I also believe the fear of LDS influence keeps Utah suppressed. The mountains are beautiful. The campus and dorms are nice. It offers lots of high quality majors with good facilities abound. The students are wild about their athletics. Put that aside, and Utah joins the ranks of some of the UCs, Colorado, Wisconsin, etc.
JMHO YMMV.
Any maritime school not located on a coast or other significant body of water such as the Great Lakes would probably sink.
I’m sure NYU would go down in applications.
I suppose popular west coast and new england colleges like Stanford, Berkeley, Ivies, Boston College, NYU, Georgetown would see a huge drop in applications/rankings and Georgia Tech, Vanderbilt, Rice, Northwestern would jump ahead. Its not like academic standards are vastly different, its more about location and name brand.

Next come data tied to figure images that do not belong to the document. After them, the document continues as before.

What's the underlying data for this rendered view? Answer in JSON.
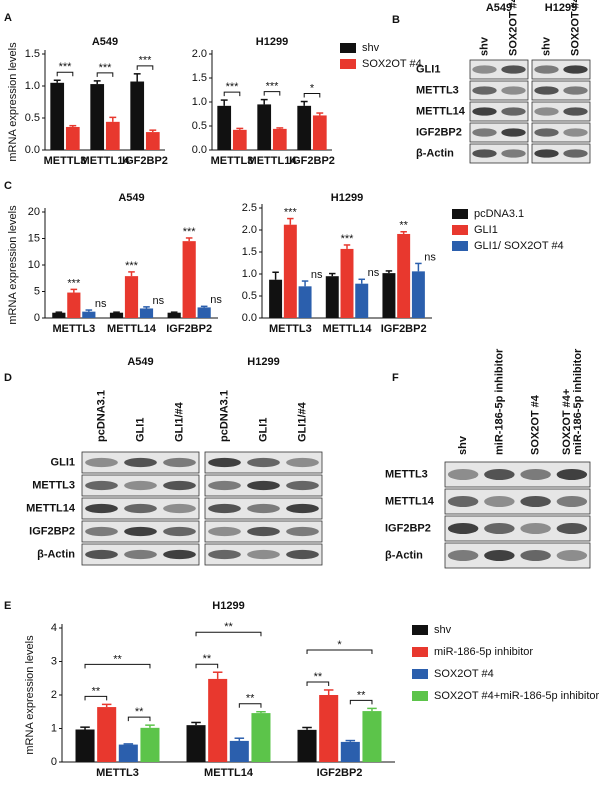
{
  "panel_labels": [
    "A",
    "B",
    "C",
    "D",
    "E",
    "F"
  ],
  "chart_data": [
    {
      "type": "bar",
      "title": "A549",
      "ylabel": "mRNA expression levels",
      "categories": [
        "METTL3",
        "METTL14",
        "IGF2BP2"
      ],
      "series": [
        {
          "color": "#111111",
          "values": [
            1.05,
            1.03,
            1.07
          ],
          "errors": [
            0.04,
            0.05,
            0.12
          ]
        },
        {
          "color": "#e8382e",
          "values": [
            0.36,
            0.44,
            0.28
          ],
          "errors": [
            0.02,
            0.07,
            0.03
          ]
        }
      ],
      "comparisons": [
        {
          "pair": [
            0,
            1
          ],
          "labels": [
            "***",
            "***",
            "***"
          ]
        }
      ],
      "ylim": [
        0,
        1.5
      ],
      "yticks": [
        {
          "value": 0,
          "label": "0.0"
        },
        0.5,
        {
          "value": 1,
          "label": "1.0"
        },
        1.5
      ]
    },
    {
      "type": "bar",
      "title": "H1299",
      "categories": [
        "METTL3",
        "METTL14",
        "IGF2BP2"
      ],
      "series": [
        {
          "name": "shv",
          "color": "#111111",
          "values": [
            0.92,
            0.95,
            0.92
          ],
          "errors": [
            0.12,
            0.1,
            0.09
          ]
        },
        {
          "name": "SOX2OT #4",
          "color": "#e8382e",
          "values": [
            0.42,
            0.44,
            0.72
          ],
          "errors": [
            0.03,
            0.02,
            0.05
          ]
        }
      ],
      "comparisons": [
        {
          "pair": [
            0,
            1
          ],
          "labels": [
            "***",
            "***",
            "*"
          ]
        }
      ],
      "ylim": [
        0,
        2
      ],
      "yticks": [
        {
          "value": 0,
          "label": "0.0"
        },
        0.5,
        {
          "value": 1,
          "label": "1.0"
        },
        1.5,
        {
          "value": 2,
          "label": "2.0"
        }
      ],
      "legend": "right"
    },
    {
      "type": "bar",
      "title": "A549",
      "ylabel": "mRNA expression levels",
      "categories": [
        "METTL3",
        "METTL14",
        "IGF2BP2"
      ],
      "series": [
        {
          "color": "#111111",
          "values": [
            1.0,
            1.0,
            1.0
          ],
          "errors": [
            0.1,
            0.1,
            0.1
          ]
        },
        {
          "color": "#e8382e",
          "values": [
            4.8,
            7.9,
            14.5
          ],
          "errors": [
            0.6,
            0.8,
            0.6
          ],
          "significance": [
            "***",
            "***",
            "***"
          ]
        },
        {
          "color": "#2b5fad",
          "values": [
            1.2,
            1.8,
            2.0
          ],
          "errors": [
            0.3,
            0.3,
            0.2
          ],
          "significance": [
            "ns",
            "ns",
            "ns"
          ]
        }
      ],
      "ylim": [
        0,
        20
      ],
      "yticks": [
        0,
        5,
        10,
        15,
        20
      ]
    },
    {
      "type": "bar",
      "title": "H1299",
      "categories": [
        "METTL3",
        "METTL14",
        "IGF2BP2"
      ],
      "series": [
        {
          "name": "pcDNA3.1",
          "color": "#111111",
          "values": [
            0.87,
            0.95,
            1.02
          ],
          "errors": [
            0.17,
            0.06,
            0.05
          ]
        },
        {
          "name": "GLI1",
          "color": "#e8382e",
          "values": [
            2.12,
            1.57,
            1.91
          ],
          "errors": [
            0.14,
            0.09,
            0.05
          ],
          "significance": [
            "***",
            "***",
            "**"
          ]
        },
        {
          "name": "GLI1/ SOX2OT #4",
          "color": "#2b5fad",
          "values": [
            0.72,
            0.78,
            1.06
          ],
          "errors": [
            0.12,
            0.1,
            0.18
          ],
          "significance": [
            "ns",
            "ns",
            "ns"
          ]
        }
      ],
      "ylim": [
        0,
        2.5
      ],
      "yticks": [
        {
          "value": 0,
          "label": "0.0"
        },
        0.5,
        {
          "value": 1,
          "label": "1.0"
        },
        1.5,
        {
          "value": 2,
          "label": "2.0"
        },
        2.5
      ],
      "legend": "right"
    },
    {
      "type": "bar",
      "title": "H1299",
      "ylabel": "mRNA expression levels",
      "categories": [
        "METTL3",
        "METTL14",
        "IGF2BP2"
      ],
      "series": [
        {
          "name": "shv",
          "color": "#111111",
          "values": [
            0.97,
            1.1,
            0.96
          ],
          "errors": [
            0.07,
            0.08,
            0.07
          ]
        },
        {
          "name": "miR-186-5p inhibitor",
          "color": "#e8382e",
          "values": [
            1.64,
            2.48,
            2.0
          ],
          "errors": [
            0.08,
            0.2,
            0.15
          ]
        },
        {
          "name": "SOX2OT #4",
          "color": "#2b5fad",
          "values": [
            0.52,
            0.63,
            0.6
          ],
          "errors": [
            0.02,
            0.08,
            0.04
          ]
        },
        {
          "name": "SOX2OT #4+miR-186-5p inhibitor",
          "color": "#5cc44a",
          "values": [
            1.02,
            1.46,
            1.52
          ],
          "errors": [
            0.08,
            0.04,
            0.08
          ]
        }
      ],
      "comparisons": [
        {
          "pair": [
            0,
            1
          ],
          "labels": [
            "**",
            "**",
            "**"
          ]
        },
        {
          "pair": [
            2,
            3
          ],
          "labels": [
            "**",
            "**",
            "**"
          ]
        },
        {
          "pair": [
            0,
            3
          ],
          "labels": [
            "**",
            "**",
            "*"
          ]
        }
      ],
      "ylim": [
        0,
        4
      ],
      "yticks": [
        0,
        1,
        2,
        3,
        4
      ],
      "legend": "right"
    }
  ],
  "blots": [
    {
      "titles": [
        "A549",
        "H1299"
      ],
      "lanes": [
        "shv",
        "SOX2OT #4",
        "shv",
        "SOX2OT #4"
      ],
      "rows": [
        "GLI1",
        "METTL3",
        "METTL14",
        "IGF2BP2",
        "β-Actin"
      ]
    },
    {
      "titles": [
        "A549",
        "H1299"
      ],
      "lanes": [
        "pcDNA3.1",
        "GLI1",
        "GLI1/#4",
        "pcDNA3.1",
        "GLI1",
        "GLI1/#4"
      ],
      "rows": [
        "GLI1",
        "METTL3",
        "METTL14",
        "IGF2BP2",
        "β-Actin"
      ]
    },
    {
      "lanes": [
        "shv",
        "miR-186-5p inhibitor",
        "SOX2OT #4",
        [
          "SOX2OT #4+",
          "miR-186-5p inhibitor"
        ]
      ],
      "rows": [
        "METTL3",
        "METTL14",
        "IGF2BP2",
        "β-Actin"
      ]
    }
  ]
}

U Chicago is probably one school which plays ranking, marketing, ED , yield games better than any other college. Elite schools in southren states seriously suck at marketing gimmicks and can move significantly ahead only with some online efforts to put their names out there. For example Texas schools can ride ahead on booming economy and abundance of opportunities not available or affordable in saturated states.
A hypothetical that has zero chance of ever happening. Thats’ why unhabitable shacks in Silicon Valley are worth millions. The best professors and students are drawn to location.
@sushiritto Exactly. This is the exact reason, employers and middle class are moving to affordable areas with untapped oppurtunities. Just look at Texas for last 5 years growth and it looks like a new world. Why buy an unhabitable shack for million when you can raise your family in a brand new fancy house for half of that in Texas. Its not like Huston, Austin, Dallas suburbs are what they used to be in stereotypes. These are very diverse and happening metro areas now. They aren’t NY or London but can offer great family living without debt or struggle.
Then the Texas universities will be charging hard up the USNews Rankings quickly.
But, I just did a quick google search and it shows that UT Austin, being the State’s flagship, has actually gone down from #44 (2008) to #53 (2015). And it’s #56 for 2018. But I know the rankings are problematic.
http://publicuniversityhonors.com/2015/06/13/u-s-news-national-university-rankings-2008-present/
Personally, I love my “slightly inhabitable” shack in Silicon Valley. And just by my own eye, the residential and commercial building activity continues unabated here.
I suspect many rural schools would go up in popularity. There’s a generational flight back to the cities, most of the younger people I speak to want urban conveniences.
UT caps OSS and mostly does auto admit according to class rank. Most Texas schools (private and public) give generous aid and merit including lots of free rides, it hurts flagship because they aren’t attractive for academic scholars. Ivies, Rice and other elites also take a big chunk from the top 1-2%.
If instead of college rankings, you can look at number of employers and employees moving to Texas due to financial incentives and affordable living, you’ll see a huge influx and changing environment. Its becoming too expensive for middle class to have a decent living in traditionally popular metroplexes like NY, SF, LA, Boston etc. I’m not contesting those places being better, just their affordability.